L’obstacle à l’invention s’est assez manifesté devant l’extension du chemin de fer en France pour que l’on comprenne que l’invention ne peut s’étendre et se développer que dans un [313] milieu lui offrant une dissimulation initiale, et évitant l’effet de la résistance au changement; l’industrie du XIXe siècle a été un Milieu assez perméable pour les inventions, auxquelles elle a évité, avant la construction du prototype, l’impossible épreuve de la critique collective; l’architecture est un lieu de forte résistance à la nouveauté (technique ou morphologique), parce qu’elle existe sur plans avant de devenir réalité.
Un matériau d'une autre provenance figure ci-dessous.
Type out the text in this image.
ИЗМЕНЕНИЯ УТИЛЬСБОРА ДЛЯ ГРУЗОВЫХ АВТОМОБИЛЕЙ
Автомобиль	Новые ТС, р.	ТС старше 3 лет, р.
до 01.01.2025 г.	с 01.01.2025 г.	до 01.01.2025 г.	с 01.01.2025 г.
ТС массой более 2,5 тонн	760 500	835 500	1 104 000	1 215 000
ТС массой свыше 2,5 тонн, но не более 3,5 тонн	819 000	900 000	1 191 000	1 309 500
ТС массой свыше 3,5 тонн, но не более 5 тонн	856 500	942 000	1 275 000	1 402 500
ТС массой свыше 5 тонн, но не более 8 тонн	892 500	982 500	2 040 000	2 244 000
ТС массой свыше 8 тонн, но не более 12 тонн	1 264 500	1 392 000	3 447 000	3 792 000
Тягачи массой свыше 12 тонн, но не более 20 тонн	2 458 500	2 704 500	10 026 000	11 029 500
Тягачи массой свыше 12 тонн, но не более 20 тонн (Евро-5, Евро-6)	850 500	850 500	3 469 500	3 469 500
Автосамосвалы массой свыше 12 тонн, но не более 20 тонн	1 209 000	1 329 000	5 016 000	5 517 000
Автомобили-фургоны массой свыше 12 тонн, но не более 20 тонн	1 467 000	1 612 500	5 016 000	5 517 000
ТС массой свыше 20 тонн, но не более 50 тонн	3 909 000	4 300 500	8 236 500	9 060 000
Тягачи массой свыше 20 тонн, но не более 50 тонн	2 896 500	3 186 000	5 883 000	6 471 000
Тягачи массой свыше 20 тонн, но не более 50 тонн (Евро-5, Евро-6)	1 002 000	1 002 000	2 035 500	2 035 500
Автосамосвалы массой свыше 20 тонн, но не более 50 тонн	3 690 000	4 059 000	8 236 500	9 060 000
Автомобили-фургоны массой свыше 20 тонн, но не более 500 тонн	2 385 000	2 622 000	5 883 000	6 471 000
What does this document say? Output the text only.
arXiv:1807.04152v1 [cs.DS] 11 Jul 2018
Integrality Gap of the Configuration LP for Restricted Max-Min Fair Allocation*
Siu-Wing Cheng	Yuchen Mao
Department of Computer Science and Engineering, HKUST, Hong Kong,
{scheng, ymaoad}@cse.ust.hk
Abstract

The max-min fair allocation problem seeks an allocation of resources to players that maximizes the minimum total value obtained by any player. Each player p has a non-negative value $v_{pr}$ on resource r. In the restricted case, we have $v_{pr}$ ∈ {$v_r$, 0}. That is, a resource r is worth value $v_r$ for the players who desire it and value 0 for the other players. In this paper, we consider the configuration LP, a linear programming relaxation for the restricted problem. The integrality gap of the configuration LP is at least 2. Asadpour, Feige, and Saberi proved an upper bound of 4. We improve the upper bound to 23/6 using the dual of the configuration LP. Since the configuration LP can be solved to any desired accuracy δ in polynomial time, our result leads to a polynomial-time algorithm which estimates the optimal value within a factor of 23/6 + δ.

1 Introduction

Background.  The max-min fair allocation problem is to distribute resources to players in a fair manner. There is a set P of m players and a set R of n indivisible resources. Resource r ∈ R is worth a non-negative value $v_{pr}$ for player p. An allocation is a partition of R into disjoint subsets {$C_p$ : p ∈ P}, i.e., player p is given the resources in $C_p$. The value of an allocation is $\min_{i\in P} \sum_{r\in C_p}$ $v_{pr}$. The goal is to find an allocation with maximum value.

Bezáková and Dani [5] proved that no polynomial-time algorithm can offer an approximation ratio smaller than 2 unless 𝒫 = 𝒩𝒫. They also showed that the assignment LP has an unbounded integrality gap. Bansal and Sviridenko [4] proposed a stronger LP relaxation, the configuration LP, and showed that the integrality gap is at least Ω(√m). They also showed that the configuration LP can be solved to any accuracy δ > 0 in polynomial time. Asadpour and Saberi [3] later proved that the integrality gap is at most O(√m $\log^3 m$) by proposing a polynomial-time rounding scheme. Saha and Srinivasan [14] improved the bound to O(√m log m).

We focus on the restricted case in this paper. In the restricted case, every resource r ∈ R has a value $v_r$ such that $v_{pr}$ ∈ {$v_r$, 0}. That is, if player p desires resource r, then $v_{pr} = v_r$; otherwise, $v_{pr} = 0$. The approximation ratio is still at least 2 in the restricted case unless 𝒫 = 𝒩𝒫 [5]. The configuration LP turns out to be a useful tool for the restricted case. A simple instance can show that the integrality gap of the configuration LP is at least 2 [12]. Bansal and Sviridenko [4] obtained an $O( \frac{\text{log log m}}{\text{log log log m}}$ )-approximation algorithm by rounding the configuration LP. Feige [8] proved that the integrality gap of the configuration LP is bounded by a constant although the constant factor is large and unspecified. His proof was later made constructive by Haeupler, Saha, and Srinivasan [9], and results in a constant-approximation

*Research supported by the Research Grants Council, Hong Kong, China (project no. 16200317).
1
L’invention dans les ouvrages écrits suit à peu près les mêmes lois; conférences préalables puis édition, éventuellement avec patronage, dans une collection. (Simondon 2005:312-3)

Les inventions techniques qui ont réussi plus facilement sont celles qui ont trouvé un milieu favorable, par exemple la mine au XVIIIe et au XIXe siècle. La voie ferrée a été découverte avant le train que nous connaissons parce que, autour du puits, il fallait transporter le produit de la mine et des sous-produits, généralement sous forme de pierres, ce qui faisait une aire restreinte à haute densité de circulation. Tout encombrement de l’orifice du puits se traduisait par une baisse de rendement, à cause du goulot d’étranglement que constituait l’afflux de matériaux arrivant sur quelques mètres carrés; le transport à bras avait un débit trop faible; l’aménagement de chaussées pour charrettes convenait mal à cause de la grande humidité (le charbon, le minerai remontent souvent ruisselants d’eau). Par contre, les voies pour brouettes étaient faites de larges planches portant en creux, au centre, un chemin de roulement qui guidait la roue. De telles voies, même sur un sol détrempé et inégal, assurent un roulement régulier, pour la brouette, et un chemin sec et plat pour les berwettresses qui les poussaient; la ligne de solives sur laquelle roulait un wagonnet était également employée. Plus tard, la roue à boudins adaptée à un fardier tiré par son cheval constitue le railway, quand les solives de roulement sont en saillie, et le tramway quand les solives sont au ras du sol, le boudin de la roue passant dans un creux. Dans les deux cas, l’écartement convenable des solives est maintenu par des traverses, et l’augmentation des charges amène à recouvrir d’un fer cornier ou à construire entièrement en fer ces voies, qui deviennent alors des voies ferrées. (Simondon 2005:313)

La dichotomie précédente correspond à un classement ayant valeur d’invention nouvelle et résolvant un problème: quand on augmente la puissance d’un alternateur, on le rend fragile, car on augmente les vibrations de pièces soumises à une tension élevée; il est donc très important d’éliminer les pièces électriques en rotation; la dernière version est essentiellement une jante métallique portant des coupleurs magnétiques en fer ouvrant et fermant des circuits entre des pièces fixes comportant des éléments du circuit électrique de débit extérieur. Tout ce qui est électrique est fixe; seuls les éléments magnétiques peuvent être mobiles; or, ces derniers éléments sont moins fragiles que les éléments électriques: ils ne comportent pas d’isolement. (Simondon 2005:319)

SIMONDON, Gilbert. 2005. L’Invention dans les techniques. Paris: Éditions du Seuil.